I'm pretty happy here in my little neck of the woods wearing my coveralls, naval boarding party with boots, shine if you feel like them.  However, since my dolphins aren't cool enough, I can't wear that as walking out dress like the clearance divers, submariners or port inspection divers can...but I'm working on it.  I wear combats then with boots, combat, just brushed since I haven't been lately.

MM


----------



## Fishbone Jones (8 Jul 2011)

Haggis said:
			
		

> I still have mine and I'm dying to wear it with CADPAT, pressed, of course, with trousers bloused and weighted over spit shone combat boots.
> 
> Hey Jim!  I sense a parade in the making!!!!




Ooooooo. I know exactly where mine is, and my SSF boots too. Bring it on!!! Who gets to stand in front if we're all MWO's though?


----------



## Kat Stevens (8 Jul 2011)

The firing squad?


----------



## Fishbone Jones (8 Jul 2011)

Kat Stevens said:
			
		

> The firing squad?



I'm sure there are more than a few that truly agree there Kat


----------



## Danjanou (8 Jul 2011)

recceguy said:
			
		

> Ooooooo. I know exactly where mine is, and my SSF boots too. Bring it on!!! Who gets to stand in front if we're all MWO's though?

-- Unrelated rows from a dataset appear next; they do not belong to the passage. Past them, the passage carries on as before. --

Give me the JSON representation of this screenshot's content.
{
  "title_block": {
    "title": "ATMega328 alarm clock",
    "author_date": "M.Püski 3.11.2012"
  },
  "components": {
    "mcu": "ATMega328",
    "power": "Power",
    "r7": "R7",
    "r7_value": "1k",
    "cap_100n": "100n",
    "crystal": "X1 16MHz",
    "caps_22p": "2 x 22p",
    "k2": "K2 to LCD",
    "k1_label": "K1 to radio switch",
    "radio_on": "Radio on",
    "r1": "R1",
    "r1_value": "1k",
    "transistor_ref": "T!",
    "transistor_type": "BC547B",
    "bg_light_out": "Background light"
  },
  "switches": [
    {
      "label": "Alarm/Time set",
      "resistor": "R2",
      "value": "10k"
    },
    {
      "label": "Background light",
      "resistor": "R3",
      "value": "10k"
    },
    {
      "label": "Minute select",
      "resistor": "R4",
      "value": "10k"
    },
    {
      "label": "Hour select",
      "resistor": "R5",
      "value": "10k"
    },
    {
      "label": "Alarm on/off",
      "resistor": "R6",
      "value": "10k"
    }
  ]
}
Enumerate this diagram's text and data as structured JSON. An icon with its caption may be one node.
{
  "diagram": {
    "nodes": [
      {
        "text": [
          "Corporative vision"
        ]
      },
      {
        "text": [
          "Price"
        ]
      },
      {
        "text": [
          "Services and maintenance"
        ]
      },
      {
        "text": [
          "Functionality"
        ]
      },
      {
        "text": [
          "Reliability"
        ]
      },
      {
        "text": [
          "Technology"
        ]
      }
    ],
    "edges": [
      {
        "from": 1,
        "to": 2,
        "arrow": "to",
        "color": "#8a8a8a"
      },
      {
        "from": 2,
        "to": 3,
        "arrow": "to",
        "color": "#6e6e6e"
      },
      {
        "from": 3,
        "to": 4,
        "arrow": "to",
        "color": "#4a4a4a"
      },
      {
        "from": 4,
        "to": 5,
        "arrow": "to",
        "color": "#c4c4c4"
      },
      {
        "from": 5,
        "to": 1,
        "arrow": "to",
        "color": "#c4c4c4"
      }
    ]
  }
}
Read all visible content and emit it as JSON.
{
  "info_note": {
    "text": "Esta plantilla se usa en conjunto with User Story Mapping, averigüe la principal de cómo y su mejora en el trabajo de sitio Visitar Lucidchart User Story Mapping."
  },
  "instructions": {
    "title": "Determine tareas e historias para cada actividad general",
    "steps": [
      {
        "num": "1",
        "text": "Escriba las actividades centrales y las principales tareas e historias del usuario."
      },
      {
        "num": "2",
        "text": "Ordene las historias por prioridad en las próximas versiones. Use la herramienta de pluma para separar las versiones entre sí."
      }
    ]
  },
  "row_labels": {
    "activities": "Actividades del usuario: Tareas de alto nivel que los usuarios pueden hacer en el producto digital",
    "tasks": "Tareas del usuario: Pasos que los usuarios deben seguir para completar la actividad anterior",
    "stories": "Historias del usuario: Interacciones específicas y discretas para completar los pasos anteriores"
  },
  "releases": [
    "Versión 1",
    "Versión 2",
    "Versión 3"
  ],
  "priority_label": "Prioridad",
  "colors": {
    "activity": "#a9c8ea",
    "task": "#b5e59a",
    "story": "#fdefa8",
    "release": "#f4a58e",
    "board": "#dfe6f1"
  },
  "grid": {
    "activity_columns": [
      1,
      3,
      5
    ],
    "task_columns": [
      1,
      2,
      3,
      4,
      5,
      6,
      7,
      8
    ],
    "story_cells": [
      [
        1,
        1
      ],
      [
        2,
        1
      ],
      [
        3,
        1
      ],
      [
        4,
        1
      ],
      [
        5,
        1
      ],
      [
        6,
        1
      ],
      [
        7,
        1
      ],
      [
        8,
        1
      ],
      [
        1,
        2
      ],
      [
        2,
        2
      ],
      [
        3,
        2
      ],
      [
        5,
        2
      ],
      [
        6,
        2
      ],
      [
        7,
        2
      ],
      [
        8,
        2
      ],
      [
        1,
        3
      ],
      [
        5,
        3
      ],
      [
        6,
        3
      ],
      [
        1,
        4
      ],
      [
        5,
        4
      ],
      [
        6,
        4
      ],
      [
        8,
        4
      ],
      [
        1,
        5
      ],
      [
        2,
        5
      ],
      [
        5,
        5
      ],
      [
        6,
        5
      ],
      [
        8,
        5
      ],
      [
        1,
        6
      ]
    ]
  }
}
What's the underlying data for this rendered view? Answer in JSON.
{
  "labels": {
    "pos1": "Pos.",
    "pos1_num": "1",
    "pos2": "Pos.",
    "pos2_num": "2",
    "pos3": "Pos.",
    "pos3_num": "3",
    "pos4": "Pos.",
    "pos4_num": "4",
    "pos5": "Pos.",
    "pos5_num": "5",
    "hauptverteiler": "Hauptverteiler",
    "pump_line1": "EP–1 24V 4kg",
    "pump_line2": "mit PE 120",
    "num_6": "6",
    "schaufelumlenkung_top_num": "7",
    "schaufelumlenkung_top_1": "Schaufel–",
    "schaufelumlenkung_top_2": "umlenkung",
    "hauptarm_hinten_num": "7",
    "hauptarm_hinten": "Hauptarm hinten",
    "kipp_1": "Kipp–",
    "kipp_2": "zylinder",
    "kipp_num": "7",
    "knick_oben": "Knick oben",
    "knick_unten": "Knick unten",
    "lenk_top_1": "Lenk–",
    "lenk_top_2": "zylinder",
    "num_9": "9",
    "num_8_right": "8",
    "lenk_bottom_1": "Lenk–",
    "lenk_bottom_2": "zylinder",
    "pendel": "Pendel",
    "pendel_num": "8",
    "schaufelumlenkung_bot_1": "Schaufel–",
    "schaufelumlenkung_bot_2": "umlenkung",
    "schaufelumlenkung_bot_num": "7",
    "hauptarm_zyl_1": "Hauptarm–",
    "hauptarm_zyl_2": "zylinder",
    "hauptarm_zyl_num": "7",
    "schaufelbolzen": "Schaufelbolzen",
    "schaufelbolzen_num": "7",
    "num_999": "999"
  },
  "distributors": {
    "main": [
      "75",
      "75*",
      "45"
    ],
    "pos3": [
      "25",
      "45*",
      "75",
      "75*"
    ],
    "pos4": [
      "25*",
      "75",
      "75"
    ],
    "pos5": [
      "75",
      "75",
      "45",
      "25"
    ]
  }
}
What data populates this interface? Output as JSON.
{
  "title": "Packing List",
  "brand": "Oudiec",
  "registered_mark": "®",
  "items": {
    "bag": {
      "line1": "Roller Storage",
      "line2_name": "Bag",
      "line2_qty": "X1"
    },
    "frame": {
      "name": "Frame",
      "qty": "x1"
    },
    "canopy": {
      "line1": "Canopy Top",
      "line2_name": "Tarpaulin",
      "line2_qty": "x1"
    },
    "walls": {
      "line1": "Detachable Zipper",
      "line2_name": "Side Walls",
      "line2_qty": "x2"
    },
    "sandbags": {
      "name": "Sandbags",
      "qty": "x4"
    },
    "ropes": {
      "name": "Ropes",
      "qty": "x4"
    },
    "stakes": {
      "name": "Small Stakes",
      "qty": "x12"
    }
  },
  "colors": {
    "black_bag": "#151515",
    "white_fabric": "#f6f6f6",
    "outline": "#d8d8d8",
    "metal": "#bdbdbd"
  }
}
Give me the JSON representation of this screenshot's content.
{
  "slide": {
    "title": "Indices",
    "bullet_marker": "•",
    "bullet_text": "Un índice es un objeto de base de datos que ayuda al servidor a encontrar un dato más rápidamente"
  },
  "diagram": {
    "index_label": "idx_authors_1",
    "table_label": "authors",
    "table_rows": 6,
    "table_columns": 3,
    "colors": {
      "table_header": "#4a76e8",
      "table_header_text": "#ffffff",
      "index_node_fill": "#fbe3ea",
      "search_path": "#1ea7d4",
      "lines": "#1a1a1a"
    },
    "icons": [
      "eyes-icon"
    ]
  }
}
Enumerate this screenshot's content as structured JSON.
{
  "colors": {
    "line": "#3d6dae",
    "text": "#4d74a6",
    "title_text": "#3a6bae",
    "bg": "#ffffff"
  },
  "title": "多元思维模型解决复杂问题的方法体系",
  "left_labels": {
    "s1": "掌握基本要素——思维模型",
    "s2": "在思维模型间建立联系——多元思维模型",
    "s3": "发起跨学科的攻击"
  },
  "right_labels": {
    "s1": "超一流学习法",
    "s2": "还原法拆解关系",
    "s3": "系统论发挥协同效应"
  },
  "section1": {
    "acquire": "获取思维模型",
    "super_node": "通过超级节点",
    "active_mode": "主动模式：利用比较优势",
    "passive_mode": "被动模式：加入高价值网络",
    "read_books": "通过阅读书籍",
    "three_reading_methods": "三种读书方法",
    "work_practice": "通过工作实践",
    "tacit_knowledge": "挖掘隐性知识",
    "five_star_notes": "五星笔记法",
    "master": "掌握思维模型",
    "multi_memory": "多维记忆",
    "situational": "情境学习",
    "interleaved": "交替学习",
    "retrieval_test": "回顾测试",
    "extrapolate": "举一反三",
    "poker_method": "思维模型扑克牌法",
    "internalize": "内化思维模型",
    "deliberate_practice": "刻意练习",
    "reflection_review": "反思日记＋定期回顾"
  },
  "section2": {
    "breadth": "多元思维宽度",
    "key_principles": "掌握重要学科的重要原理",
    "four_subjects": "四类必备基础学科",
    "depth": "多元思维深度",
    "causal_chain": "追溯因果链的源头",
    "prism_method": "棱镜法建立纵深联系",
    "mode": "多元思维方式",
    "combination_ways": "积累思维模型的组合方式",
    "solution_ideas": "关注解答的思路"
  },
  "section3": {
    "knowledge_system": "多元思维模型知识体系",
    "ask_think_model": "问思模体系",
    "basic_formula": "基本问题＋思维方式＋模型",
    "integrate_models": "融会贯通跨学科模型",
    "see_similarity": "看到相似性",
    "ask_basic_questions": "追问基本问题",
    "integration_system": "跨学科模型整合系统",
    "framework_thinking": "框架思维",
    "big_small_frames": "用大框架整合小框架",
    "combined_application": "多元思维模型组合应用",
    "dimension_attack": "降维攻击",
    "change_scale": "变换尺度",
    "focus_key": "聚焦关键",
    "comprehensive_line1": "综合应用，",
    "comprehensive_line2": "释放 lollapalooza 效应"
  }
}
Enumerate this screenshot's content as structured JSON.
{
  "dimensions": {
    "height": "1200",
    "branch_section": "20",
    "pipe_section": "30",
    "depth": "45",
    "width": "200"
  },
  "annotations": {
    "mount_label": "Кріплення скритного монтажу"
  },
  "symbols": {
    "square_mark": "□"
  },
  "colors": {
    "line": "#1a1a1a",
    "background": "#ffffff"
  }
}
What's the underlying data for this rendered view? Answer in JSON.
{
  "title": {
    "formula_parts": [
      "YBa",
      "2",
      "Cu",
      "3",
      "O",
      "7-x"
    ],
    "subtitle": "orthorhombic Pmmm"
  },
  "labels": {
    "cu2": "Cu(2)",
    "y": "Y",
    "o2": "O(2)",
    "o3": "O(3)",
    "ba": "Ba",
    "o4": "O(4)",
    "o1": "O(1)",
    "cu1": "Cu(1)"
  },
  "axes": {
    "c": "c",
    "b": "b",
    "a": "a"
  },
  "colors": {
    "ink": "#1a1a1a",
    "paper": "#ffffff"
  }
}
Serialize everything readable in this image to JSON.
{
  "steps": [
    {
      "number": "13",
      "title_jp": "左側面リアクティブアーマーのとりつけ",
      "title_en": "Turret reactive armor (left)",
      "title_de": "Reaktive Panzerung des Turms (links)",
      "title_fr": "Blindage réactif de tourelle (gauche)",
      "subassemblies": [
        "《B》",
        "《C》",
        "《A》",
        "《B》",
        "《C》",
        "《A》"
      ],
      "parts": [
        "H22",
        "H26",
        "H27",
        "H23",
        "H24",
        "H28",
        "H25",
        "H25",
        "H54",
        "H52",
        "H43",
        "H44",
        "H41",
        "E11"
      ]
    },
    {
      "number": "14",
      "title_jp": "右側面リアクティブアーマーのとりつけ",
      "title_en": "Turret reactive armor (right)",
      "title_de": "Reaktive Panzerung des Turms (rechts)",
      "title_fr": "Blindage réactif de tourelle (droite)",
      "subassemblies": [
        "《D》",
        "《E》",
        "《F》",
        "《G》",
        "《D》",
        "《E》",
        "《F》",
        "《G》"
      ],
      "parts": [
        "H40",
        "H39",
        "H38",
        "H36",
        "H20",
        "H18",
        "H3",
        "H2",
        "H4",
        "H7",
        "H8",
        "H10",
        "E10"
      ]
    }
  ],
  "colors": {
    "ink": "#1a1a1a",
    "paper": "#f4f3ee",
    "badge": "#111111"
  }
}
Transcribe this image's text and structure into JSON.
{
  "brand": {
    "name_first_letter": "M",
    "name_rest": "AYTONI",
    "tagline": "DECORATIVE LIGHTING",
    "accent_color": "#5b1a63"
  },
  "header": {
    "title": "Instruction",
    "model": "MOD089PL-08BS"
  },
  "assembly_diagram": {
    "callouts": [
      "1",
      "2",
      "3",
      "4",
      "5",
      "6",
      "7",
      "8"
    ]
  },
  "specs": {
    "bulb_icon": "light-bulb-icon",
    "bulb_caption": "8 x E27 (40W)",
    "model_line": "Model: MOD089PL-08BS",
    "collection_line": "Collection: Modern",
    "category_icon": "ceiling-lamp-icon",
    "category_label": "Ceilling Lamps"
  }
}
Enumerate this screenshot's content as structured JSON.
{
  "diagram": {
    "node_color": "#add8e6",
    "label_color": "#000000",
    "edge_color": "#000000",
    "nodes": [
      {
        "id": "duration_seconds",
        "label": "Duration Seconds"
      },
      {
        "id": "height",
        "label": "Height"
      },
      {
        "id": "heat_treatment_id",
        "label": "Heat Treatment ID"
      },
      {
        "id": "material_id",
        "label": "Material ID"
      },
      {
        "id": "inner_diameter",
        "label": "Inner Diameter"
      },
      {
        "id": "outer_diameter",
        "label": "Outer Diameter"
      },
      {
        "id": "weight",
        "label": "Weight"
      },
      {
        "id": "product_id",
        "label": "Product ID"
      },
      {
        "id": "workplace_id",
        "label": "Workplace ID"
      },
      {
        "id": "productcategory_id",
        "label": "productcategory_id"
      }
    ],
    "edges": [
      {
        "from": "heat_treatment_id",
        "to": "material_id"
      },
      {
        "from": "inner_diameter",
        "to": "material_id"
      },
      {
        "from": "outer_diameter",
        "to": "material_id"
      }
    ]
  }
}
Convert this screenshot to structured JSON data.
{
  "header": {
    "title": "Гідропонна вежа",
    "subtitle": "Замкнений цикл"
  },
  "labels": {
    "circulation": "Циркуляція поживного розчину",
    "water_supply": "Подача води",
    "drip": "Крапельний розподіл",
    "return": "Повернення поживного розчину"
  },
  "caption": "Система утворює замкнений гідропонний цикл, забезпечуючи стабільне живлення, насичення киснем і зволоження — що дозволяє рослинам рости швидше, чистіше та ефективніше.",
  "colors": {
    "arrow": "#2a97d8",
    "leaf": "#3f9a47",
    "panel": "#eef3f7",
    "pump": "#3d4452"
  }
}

Your ascot is probably a crown royal bag ;D


----------



## Fishbone Jones (8 Jul 2011)

Danjanou said:
			
		

> Your ascot is probably a crown royal bag ;D



Wrong neck, wrong head


----------



## Danjanou (8 Jul 2011)

recceguy said:
			
		

> Wrong neck, wrong head



Well if we go with the nekkid pict solution you're covered then.  8)


See what I did there booys and girls.


----------